Effective Query Triage
Search evaluation requires a variety of strategies.
Evaluating search experiments, such as A/B tests, should focus on the size and direction of their impact.
Alerting and monitoring focus on detecting anomalies in normally stable metrics — metrics that are not supposed to make sudden, dramatic change.
Both strategies focus on aggregates. Indeed, most metrics reflect some sort of aggregation, and metrics-focused evaluation tends to involve the statistical analysis of changes in metrics, whether between different experimental treatments or over time.
In contrast, query triage starts with bad queries — individual examples of problems. The problems are like bits of sand than can be grown into pearls. Done right, query triage uses individual bugs to motivate broader solutions.
An effective query triage process requires three elements: sourcing queries, identifying causes of failure, and scoping potential solutions. While query triage is as much an art as a science, consciously following these steps makes it possible to pursue a principled and effective process.
Sourcing Queries
Query triage starts with identifying “bad” queries.
What makes a query bad? Usually these are queries that exhibit significant problems with precision (i.e., relevance), recall, ranking, or result diversity.
What makes a query bad should be clear and uncontroversial. If there isn’t a consensus about whether or how a is bad, then it’s not worth arguing about it. Stick to queries that everyone agrees are bad for the same reason. And work as a team to align on how you evaluate search quality!
Where do bad queries come from? A common source is user reporting, whether from ordinary users or employees — including CEOs who email examples of bad queries to search team employees, adorned with a “?”.
On one hand, reported queries reflect real user complaints. On the other hand, the reporters tend to be unrepresentative of the broader user population.
An alternative is to source bad queries from query logs based on anomalous metrics (e.g., no results, low clickthrough or conversion rate). Mining bad queries this way ends to trigger a fair number of false positives, but it can be an excellent way to generate candidates that can then be vetted manually before being added to the query triage queue.
Identifying Causes of Failure
Once we have a queue of bad queries to triage, the next step is identifying what makes them bad. At a high level, bad queries usually have problems with precision, recall, ranking, or diversity. Or perhaps they have a more fundamental problem with query understanding.
This high-level characterization of the cause is a good start, but a more useful characterization is one that narrows down the problem a bit.
For example, if search returns iPhone cases for the query is “iphone 14”, we might characterize the problem as that of showing accessories when the searcher is looking for a product. Or if a search for “sweatshirts” fails to return results called “hoodies”, we might characterize the problem as a failure to return results that match a synonym of a query word.

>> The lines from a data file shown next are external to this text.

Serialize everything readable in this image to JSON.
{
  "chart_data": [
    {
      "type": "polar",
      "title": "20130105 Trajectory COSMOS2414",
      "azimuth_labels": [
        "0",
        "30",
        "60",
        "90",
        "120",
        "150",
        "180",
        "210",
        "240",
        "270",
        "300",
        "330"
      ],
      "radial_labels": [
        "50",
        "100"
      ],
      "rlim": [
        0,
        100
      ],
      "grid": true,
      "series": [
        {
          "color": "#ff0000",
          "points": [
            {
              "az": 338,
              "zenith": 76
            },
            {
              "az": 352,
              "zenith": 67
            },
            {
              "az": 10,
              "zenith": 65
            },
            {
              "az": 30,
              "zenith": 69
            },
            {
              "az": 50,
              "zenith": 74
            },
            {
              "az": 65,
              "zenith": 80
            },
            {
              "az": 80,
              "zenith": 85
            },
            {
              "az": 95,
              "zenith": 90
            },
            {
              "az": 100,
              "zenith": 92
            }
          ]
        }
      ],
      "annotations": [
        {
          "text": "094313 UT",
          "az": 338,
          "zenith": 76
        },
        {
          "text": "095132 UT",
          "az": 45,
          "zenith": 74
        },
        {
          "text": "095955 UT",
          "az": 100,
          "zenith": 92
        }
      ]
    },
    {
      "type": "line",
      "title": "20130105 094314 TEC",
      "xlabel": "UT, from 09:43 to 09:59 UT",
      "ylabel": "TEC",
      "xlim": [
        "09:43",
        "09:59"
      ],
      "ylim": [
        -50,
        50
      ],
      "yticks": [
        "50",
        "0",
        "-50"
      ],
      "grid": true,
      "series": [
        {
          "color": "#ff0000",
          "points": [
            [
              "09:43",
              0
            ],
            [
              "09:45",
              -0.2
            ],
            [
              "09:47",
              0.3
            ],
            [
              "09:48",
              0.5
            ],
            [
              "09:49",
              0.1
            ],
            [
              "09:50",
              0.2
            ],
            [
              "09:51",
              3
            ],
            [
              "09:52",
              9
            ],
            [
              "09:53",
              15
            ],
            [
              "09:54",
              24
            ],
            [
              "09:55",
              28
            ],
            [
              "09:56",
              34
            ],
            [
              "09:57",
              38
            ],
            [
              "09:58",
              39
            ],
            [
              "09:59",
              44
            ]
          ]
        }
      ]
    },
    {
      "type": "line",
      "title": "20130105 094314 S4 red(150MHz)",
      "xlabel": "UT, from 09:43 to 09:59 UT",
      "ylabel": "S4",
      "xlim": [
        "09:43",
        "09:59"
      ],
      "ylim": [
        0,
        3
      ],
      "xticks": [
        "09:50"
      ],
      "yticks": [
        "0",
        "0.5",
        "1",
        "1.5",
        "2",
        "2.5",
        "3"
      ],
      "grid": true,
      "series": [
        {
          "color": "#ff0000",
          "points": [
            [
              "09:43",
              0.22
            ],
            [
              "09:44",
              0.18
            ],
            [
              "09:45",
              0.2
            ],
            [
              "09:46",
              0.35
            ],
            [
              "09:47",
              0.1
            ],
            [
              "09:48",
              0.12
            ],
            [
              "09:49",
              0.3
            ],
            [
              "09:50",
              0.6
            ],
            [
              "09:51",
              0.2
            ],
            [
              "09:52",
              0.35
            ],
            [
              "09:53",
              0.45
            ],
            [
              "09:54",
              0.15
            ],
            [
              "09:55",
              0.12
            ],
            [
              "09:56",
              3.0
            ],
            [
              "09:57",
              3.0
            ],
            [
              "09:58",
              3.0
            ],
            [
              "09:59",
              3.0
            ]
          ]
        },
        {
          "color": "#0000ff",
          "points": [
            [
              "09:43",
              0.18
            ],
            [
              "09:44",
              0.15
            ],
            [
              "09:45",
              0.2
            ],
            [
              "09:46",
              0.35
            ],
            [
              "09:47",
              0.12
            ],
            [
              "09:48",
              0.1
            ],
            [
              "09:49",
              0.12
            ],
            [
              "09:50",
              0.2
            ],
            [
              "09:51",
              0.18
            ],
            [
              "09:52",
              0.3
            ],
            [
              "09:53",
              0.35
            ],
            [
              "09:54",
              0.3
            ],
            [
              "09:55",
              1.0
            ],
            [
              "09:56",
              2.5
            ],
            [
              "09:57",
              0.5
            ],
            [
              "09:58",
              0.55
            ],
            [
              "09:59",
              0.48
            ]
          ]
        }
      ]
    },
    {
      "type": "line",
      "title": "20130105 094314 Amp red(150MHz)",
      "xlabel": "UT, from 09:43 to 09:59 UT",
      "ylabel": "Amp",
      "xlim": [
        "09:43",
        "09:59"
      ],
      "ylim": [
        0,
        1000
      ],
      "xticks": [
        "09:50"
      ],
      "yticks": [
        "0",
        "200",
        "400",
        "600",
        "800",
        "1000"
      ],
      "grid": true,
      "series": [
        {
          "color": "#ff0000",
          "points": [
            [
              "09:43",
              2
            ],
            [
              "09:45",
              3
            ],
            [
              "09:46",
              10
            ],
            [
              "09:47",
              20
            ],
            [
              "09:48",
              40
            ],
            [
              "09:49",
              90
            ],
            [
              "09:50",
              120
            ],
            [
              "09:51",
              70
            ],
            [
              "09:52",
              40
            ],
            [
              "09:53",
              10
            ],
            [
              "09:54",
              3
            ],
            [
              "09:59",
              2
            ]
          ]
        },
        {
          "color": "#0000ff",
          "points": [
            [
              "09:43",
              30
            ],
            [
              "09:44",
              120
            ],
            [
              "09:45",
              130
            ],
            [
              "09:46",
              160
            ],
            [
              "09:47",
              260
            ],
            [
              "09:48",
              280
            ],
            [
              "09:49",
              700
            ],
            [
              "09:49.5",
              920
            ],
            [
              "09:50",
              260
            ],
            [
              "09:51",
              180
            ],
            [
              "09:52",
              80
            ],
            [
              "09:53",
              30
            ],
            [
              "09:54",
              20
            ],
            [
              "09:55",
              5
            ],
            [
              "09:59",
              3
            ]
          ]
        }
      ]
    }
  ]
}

Identifying the cause of failure is a balancing act. An overly specific cause may suggest an immediate direction to fix the problem, but it is unlikely to generalize to a meaningful class of queries. Conversely, an overly broad cause is unlikely to suggest meaningful directions to fix the problem.
A useful practice is to develop a list of causes and grow the list slowly. The ideal size depends on the search application and personal taste, but a good list probably contains on the order of 10 to 20 identified causes of failure.
Scoping Potential Solutions
Having identified the cause of a bad query, we must decide whether, when, and how to prioritize fixing it. That depends first on the scope and severity of the problem, and then on how much of the problem is fixable.
The scope of the problem is a key factor: we are unlikely to prioritize a meaningful investment to fix a single query. But if we find a problem that affects a significant amount of traffic, we are more likely to prioritize a fix.
Another key factor is the severity of the problem. A precision failure in the top few results is more severe than a failure at the bottom of the page. A recall failure is more severe if it leads to empty result sets, or if it removes bestselling products. Measuring severity rigorously is hard, but it’s worth making a rough estimate, even if it is based on a gut feeling.
If the product of the scope and severity is significant enough to justify investing in a fix, we explore potential solutions. A solution may only be partial: for example, it may be difficult to generally solve the problem of showing accessories for product queries, but significantly easier to solve the problem of showing iPhone cases showing up for iPhone queries.
Again, scoping is a balancing act. A narrower solution will have a smaller impact, but it may be simpler, faster, and cheaper to implement. Even if a broader solution offers a higher potential return on investment, consider erring on the side of quick fixes. When in doubt, reduce scope.
Keep Calm and Triage On
Query triage is as much an art as a science. Still, it’s helpful to understand the process and be conscious of the tradeoffs. The most important thing is to iterate, learn, and use query triage to prioritize product development.